What are incidental demands?
May be filed prior to or at the same time the answer is filed; leave of court is required to file an incidental demand after answer to the main demand is filed. An answer must be filed to an incidental demand, just as if it were an original petition.
When will a court have jurisdiction over an incidental demand? Where is venue proper?
If the court woul dhave valid jurisdiction over the incidental demand were it filed separately, it will have jurisdiction over the incidental action. Venue proper to the primary demand will be proper to the incidental demand. Defendant to incidental may only object to venue if it is improper as to principal demand. Intervenotr may not object to venue.
What happens if the primary claim is dismissed?
This will not result in dismissal of the incidental demand.
Does a person lose his right of action if he fails to assert it in an incidental demand?
No, except when: 1. Compulsory reconventional demand; 2. A defendant or defendant in reconvention will lose his right against a third person if the third person can prove that he had meands of defeating the action which were not used because the defendant did not join him or neglected to apprise him that suit had been brought.
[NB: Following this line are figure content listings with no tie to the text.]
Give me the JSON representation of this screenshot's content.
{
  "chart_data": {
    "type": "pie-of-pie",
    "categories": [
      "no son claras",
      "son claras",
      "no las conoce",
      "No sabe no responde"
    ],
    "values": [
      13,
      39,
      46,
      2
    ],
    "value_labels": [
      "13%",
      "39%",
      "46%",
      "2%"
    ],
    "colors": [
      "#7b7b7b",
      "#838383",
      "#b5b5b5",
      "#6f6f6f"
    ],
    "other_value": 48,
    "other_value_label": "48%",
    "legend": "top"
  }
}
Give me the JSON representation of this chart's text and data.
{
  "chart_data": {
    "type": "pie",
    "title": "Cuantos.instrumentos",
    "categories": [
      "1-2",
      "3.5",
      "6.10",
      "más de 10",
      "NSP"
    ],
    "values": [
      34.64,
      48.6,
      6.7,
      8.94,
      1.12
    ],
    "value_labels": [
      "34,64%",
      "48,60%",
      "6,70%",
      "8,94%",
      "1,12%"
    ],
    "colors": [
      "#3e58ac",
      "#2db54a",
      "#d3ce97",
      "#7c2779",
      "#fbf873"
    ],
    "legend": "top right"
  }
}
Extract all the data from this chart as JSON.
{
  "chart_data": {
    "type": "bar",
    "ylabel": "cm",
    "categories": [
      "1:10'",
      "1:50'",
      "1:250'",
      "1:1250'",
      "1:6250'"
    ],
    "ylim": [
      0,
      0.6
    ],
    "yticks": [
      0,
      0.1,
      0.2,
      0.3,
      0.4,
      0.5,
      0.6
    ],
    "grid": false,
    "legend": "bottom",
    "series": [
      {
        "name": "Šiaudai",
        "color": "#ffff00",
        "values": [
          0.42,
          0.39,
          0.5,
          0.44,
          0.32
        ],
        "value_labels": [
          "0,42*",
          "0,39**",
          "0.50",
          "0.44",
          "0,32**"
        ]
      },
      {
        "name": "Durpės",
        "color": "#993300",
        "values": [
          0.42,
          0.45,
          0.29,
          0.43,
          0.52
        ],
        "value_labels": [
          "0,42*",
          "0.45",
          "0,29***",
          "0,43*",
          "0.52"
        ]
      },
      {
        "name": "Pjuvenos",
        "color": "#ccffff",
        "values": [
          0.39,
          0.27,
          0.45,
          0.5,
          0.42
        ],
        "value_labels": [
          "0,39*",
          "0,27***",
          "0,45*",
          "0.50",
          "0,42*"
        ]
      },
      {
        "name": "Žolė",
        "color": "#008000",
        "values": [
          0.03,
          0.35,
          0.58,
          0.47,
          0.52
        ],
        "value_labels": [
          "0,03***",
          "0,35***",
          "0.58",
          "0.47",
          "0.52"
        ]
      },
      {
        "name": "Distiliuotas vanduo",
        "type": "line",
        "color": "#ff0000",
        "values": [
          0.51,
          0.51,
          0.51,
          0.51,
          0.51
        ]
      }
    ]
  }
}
What is the jurisdiction of parish and city courts over incidental demands?
If they have jurisdiction over the main demand it may exercise SMJ over any related incidental demand regardless of amount except that when a compulsory reconventional demand exceeds jurisdiction, the court shall transfer the action to the district court.
What are the types of incidental demands?
- Reconventional demand; 2. Cross claim; 3. Internetion; 4. Third party demand; 5. Prescription.